20 de agosto de 2009

Coerência política

Há quase 8 anos atrás tomei um decisão que contrariava muitas das minhas convicções políticas: resolvi votar em Aloizio Mercadante (PT/SP) para o Senado Federal. Meu outro candidato seria José Aníbal (PSDB/SP).

Sempre que opinei sobre discussões políticas dentro da faculdade eu tentava ao máximo expressar uma opinião apartidária. Que fosse coerente com a situação atual e não contrariasse minhas crenças e ideais.

Desta maneira, na época a decisão me pareceu bastante acertada. Afinal de contas, acredito que toda unanimidade é burra. E que para cada opinião, temos que ter uma visão contrária. Desta forma, podemos todos crescer com o debate de idéias.

Assim, votei em meus candidatos do PSDB para os diversos cargos da ocasião (Presidente, Deputados e Governador) e para Senador, optei pelo Aloizio. A princípio, a decisão me pareceu equivocada: obviamente ele apoiou incondicionalmente o Presidente Lula e muitas de suas decisões absurdas. Além disso, protegeu o governo de diversas formas quando surgiram escândalos que colocavam em xeque a credibilidade do governo.

Nestes últimos dias, acompanhei com certa apreensão a impunidade no Senado em relação ao Senador José Sarney (PMDB/AP). Este canalha hipócrita (não consigo encontrar um termo menos correto) que tem sede de poder e transformou o estado do Maranhão em seu curral político e que transformou o Senado Federal em um cabide de empregos para familiares e amigos. O Conselho de Ética livrou a cara do Sarney, arquivando as denúncias que o acusavam. Mais uma pizza para a grande pizzaria chamada Brasília tendo como pizzaiolo-mor nosso presidente barbudo.

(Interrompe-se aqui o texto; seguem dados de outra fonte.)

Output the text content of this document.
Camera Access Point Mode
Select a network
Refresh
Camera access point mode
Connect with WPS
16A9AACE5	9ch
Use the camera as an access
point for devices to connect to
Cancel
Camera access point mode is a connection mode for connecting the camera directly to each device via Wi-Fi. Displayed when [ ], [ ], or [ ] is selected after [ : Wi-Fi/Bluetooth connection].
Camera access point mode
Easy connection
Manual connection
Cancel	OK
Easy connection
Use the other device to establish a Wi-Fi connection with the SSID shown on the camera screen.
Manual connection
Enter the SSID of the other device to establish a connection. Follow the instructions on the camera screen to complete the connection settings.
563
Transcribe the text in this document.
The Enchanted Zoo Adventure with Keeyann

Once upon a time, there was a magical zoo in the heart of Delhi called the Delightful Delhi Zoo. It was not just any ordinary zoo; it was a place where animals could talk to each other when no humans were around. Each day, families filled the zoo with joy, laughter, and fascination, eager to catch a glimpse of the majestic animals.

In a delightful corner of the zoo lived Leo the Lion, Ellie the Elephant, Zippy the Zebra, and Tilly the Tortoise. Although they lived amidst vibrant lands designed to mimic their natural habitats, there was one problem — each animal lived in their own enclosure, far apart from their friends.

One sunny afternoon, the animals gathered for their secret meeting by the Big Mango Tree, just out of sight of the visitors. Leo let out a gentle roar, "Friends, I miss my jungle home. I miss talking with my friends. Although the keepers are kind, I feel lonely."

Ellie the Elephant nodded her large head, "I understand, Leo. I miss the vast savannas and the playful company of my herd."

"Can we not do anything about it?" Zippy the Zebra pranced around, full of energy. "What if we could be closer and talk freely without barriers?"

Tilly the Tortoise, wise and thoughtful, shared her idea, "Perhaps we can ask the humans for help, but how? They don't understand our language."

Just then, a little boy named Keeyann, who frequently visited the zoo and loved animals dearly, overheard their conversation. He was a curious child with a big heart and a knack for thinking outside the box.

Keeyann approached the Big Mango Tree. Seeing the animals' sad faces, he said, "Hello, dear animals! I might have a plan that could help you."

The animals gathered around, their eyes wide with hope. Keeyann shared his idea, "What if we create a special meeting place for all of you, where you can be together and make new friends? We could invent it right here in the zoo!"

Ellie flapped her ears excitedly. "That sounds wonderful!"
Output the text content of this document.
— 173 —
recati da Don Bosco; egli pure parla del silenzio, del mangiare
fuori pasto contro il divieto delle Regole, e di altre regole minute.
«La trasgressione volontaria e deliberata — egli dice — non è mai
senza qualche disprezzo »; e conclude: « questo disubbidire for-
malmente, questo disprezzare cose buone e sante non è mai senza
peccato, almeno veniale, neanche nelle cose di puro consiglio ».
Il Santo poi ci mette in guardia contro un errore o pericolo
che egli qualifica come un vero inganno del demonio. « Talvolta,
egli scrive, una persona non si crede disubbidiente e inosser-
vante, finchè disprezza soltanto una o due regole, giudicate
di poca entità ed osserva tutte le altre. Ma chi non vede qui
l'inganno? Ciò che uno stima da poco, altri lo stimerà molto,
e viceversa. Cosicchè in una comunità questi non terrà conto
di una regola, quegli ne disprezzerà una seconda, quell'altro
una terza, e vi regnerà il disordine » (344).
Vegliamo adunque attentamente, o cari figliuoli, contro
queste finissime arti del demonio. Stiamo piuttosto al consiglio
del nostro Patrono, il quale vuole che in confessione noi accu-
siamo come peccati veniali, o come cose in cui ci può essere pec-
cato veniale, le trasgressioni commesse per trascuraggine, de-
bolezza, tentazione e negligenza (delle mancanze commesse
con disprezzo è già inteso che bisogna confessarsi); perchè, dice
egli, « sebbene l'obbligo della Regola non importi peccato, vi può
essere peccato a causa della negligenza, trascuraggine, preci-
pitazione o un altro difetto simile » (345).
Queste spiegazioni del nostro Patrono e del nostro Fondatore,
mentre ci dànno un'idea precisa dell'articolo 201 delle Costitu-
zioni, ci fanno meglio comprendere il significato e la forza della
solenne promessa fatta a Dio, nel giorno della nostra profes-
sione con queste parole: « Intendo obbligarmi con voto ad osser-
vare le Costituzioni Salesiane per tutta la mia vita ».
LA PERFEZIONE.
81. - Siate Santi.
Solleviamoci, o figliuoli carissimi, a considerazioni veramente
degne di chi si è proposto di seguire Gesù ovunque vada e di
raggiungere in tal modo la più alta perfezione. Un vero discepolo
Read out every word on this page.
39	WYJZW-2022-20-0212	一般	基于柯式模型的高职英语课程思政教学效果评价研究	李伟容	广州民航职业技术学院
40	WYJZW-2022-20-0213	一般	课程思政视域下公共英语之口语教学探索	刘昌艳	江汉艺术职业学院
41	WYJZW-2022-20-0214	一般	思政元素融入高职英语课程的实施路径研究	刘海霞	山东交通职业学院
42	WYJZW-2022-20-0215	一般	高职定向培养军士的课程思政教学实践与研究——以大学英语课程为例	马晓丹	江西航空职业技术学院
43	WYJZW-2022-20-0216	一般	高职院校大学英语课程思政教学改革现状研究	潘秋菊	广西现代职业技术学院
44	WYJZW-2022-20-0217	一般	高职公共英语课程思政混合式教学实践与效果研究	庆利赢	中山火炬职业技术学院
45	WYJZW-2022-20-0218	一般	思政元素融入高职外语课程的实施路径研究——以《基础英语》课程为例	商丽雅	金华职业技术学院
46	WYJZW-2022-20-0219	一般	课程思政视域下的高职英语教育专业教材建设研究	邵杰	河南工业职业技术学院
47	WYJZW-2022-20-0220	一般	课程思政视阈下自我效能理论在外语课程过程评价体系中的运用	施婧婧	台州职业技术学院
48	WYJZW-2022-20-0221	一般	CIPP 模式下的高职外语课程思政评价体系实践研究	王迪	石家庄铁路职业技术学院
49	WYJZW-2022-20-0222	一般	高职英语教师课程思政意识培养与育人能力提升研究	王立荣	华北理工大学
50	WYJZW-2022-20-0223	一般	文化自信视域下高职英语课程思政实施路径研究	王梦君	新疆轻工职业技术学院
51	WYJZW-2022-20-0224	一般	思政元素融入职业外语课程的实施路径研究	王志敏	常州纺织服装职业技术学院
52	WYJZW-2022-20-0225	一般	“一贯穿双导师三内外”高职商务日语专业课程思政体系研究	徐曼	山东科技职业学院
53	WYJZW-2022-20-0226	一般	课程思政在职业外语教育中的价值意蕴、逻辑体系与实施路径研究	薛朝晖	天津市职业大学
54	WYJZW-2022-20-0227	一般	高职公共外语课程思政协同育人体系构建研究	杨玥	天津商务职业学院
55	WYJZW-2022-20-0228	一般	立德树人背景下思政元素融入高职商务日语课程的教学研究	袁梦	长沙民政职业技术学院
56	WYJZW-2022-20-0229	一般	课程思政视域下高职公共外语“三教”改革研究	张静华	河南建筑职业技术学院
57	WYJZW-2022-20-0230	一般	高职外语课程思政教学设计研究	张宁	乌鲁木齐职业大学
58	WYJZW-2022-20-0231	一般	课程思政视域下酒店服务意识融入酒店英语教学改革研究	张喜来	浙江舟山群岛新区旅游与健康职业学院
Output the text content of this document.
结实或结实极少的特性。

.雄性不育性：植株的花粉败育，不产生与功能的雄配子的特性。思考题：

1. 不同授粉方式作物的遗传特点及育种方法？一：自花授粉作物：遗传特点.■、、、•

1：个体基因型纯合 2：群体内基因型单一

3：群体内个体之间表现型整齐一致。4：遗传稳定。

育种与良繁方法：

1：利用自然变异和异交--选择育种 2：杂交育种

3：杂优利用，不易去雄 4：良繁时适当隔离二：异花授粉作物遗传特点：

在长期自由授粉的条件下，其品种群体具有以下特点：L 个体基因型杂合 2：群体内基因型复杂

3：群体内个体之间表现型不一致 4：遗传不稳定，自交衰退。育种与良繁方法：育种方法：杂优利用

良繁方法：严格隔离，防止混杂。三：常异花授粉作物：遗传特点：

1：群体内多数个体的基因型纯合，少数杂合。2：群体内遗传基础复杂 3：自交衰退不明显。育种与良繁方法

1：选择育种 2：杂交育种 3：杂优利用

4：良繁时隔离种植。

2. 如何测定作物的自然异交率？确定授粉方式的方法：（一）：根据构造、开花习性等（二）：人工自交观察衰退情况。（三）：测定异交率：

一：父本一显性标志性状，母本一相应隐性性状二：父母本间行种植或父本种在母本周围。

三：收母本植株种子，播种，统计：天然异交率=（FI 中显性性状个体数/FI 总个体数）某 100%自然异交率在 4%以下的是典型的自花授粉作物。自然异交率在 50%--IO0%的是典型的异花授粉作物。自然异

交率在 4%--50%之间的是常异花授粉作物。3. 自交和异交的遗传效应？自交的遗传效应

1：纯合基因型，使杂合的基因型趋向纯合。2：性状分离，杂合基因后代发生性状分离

Agora me ocorreu que o barbudo salvou o bigodudo…

Bom, alguns políticos mostraram ter vergonha na cara. Marina Silva saiu do PT depois do embate que teve com a Dilma. Um nome que eu desconhecia – Flávio Arns (PT/PR) – também saiu do partido envergonhado com a impunidade que o PT preparava para Sarney. E agora o Mercadante anuncia que deixará a liderança do PT no Senado.

Se ele decidir sair do partido, pelo menos terei a tranquilidade de finalmente poder acreditar que meu voto – há quase 8 anos atrás – não foi em vão.